As infrastructures in data centers grow older and leaders ponder how to do more with fewer resources, many healthcare organizations are turning to the cloud for their storage needs. Using a cloud solution has many attractive pros: increased access, data sharing, and lower overhead if you are moving from maintaining physical infrastructure to pay-as-you-go in the cloud. It can also add a layer of security for some organizations, particularly in areas prone to natural disasters that could take physical offices offline. Cloud infrastructure and services can offer security expertise and firewalls to healthcare practices that may not have these resources available elsewhere.

Room for Growth

When you consider what type of cloud to use, imagine how your organization’s needs may grow, and choose a vendor that can grow with you as those requirements change. It is a huge undertaking to configure systems and migrate data, and your IT staff will be reluctant to repeat it. Envision your organization’s needs one, five, even ten years into the future, so you can choose a solution that will meet your needs for the long run as well as the immediate future.

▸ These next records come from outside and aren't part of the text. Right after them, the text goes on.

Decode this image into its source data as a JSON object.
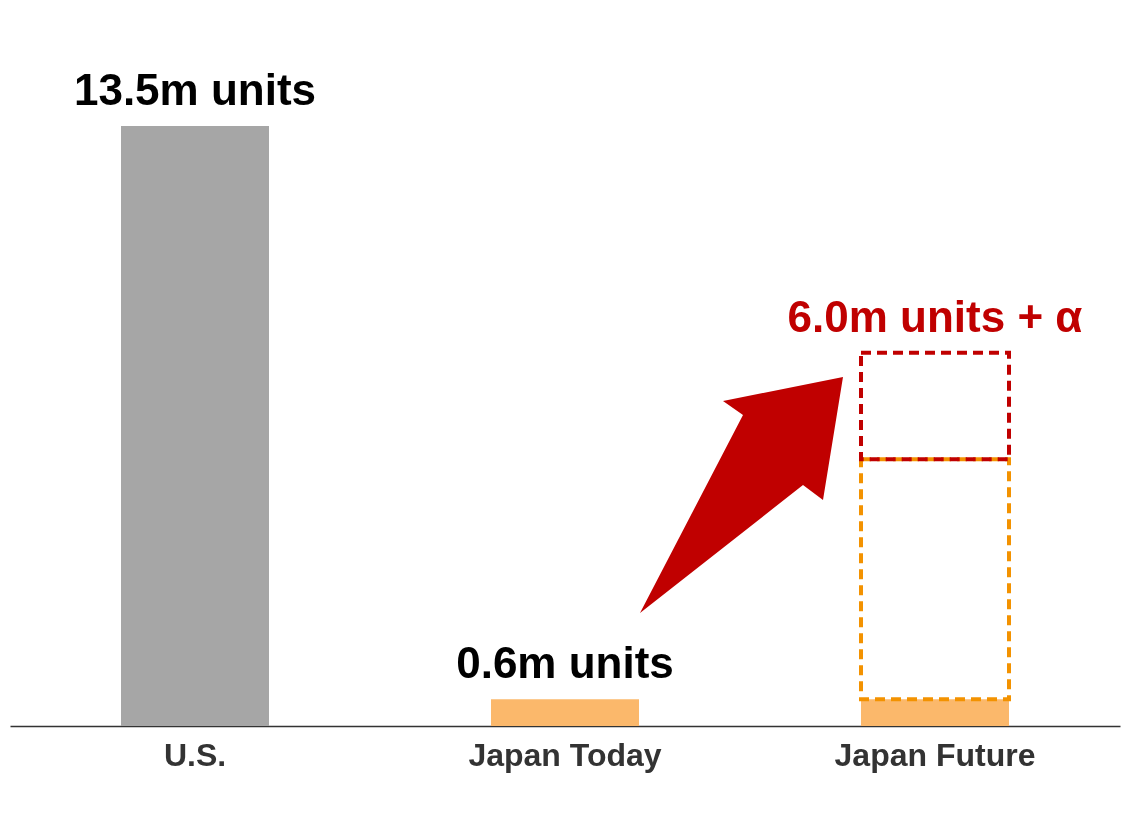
{
  "chart_data": {
    "type": "bar",
    "stacked": true,
    "categories": [
      "U.S.",
      "Japan Today",
      "Japan Future"
    ],
    "series": [
      {
        "colors": [
          "#a6a6a6",
          "#fbb86b",
          "#fbb86b"
        ],
        "values": [
          13.5,
          0.6,
          0.6
        ],
        "value_labels": [
          "13.5m units",
          "0.6m units",
          null
        ]
      },
      {
        "color": "#f39200",
        "line_style": "dashed",
        "values": [
          null,
          null,
          5.4
        ],
        "value_labels": [
          null,
          null,
          null
        ]
      },
      {
        "color": "#c00000",
        "line_style": "dashed",
        "values": [
          null,
          null,
          2.4
        ],
        "value_labels": [
          null,
          null,
          null
        ]
      }
    ],
    "annotations": [
      {
        "text": "6.0m units + α",
        "x": "Japan Future",
        "y": 8.4
      }
    ]
  }
}
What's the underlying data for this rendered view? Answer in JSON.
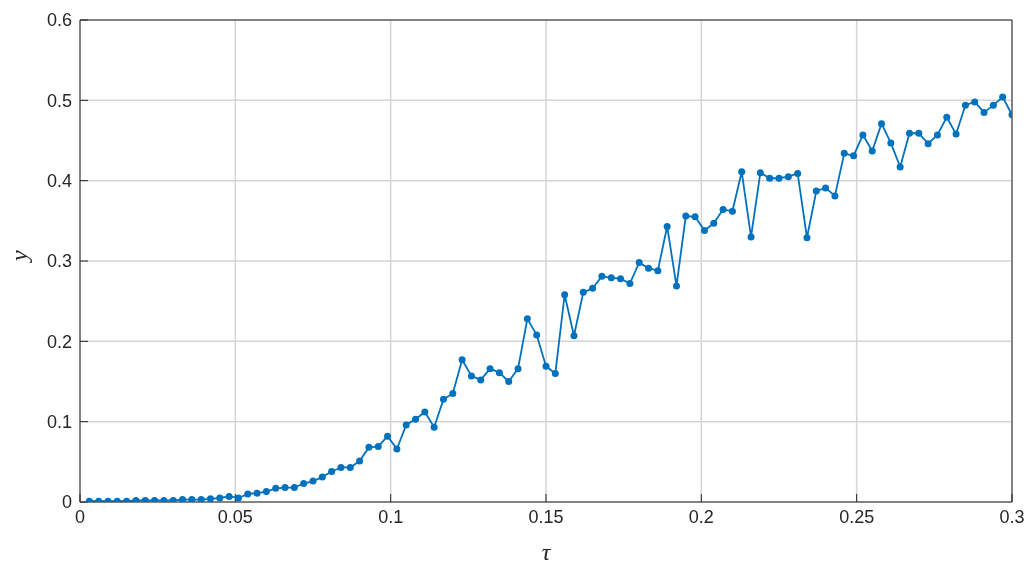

Who’s Responsible for Security?

One concern that will always be at the forefront of any cloud-related decisions is security. Is the cloud a safe place for patient data, when healthcare providers are committed to adhering to HIPAA regulations to safeguard sensitive information?  According to Paul Butler of Top Tier Consulting, the attitude in healthcare has changed a great deal from the time when common belief was that the cloud wasn’t secure enough to store patient health data. “I think…the healthcare industry has realized that not only is the cloud secure for healthcare data, but it’s probably more secure than what they’re able to do inside of a hospital.”

Security is built into physical networks with time and thought to effectively protect healthcare organizations. But when that infrastructure moves to the cloud, security can be quite different. According to Donald Meyer of Check Point Software Technologies, “The build of many security technologies is for static, manually intensive networks, and the cloud is much more dynamic; the static networks we are accustomed to don’t translate well to the cloud.”

Consider who is best equipped to manage your information needs. A large health system may have the resources to handle all cybersecurity in-house, while a smaller organization may find that a service like Amazon or Google will relieve them of a staffing and infrastructure challenge. Using a web service still requires due diligence on the part of healthcare providers, though. You must ensure they meet your security standards, so some configuration is involved on the user end, and you will need to make sure your provider signs any pertinent security compliance agreements. Meyer notes that some responsibility for security may be shared: “Cloud providers will protect the infrastructure, but as a consumer or an organization, whatever I carve out of the cloud, it is my responsibility to protect the data I place there.”

Nephi Walton of the Washington University School of Medicine points out that the cloud does come with security concerns, but so do all types of infrastructure employed by healthcare organizations. “I’m sure people are targeting Amazon, Google and Microsoft, but because they get that all the time they’re more prepared to defend against it,” Walton said at the Cloud Computing Forum in Orlando earlier this year. “You’re hard pressed to match the same security as one of these companies.”

The cloud can offer opportunities for providers to engage patients, cut costs, increase security, and allow staff to focus on patient care instead of IT systems. Chances are your organization already uses the cloud; by asking the right questions, you can make decisions that help your practice use the cloud to provide better care now and into the future.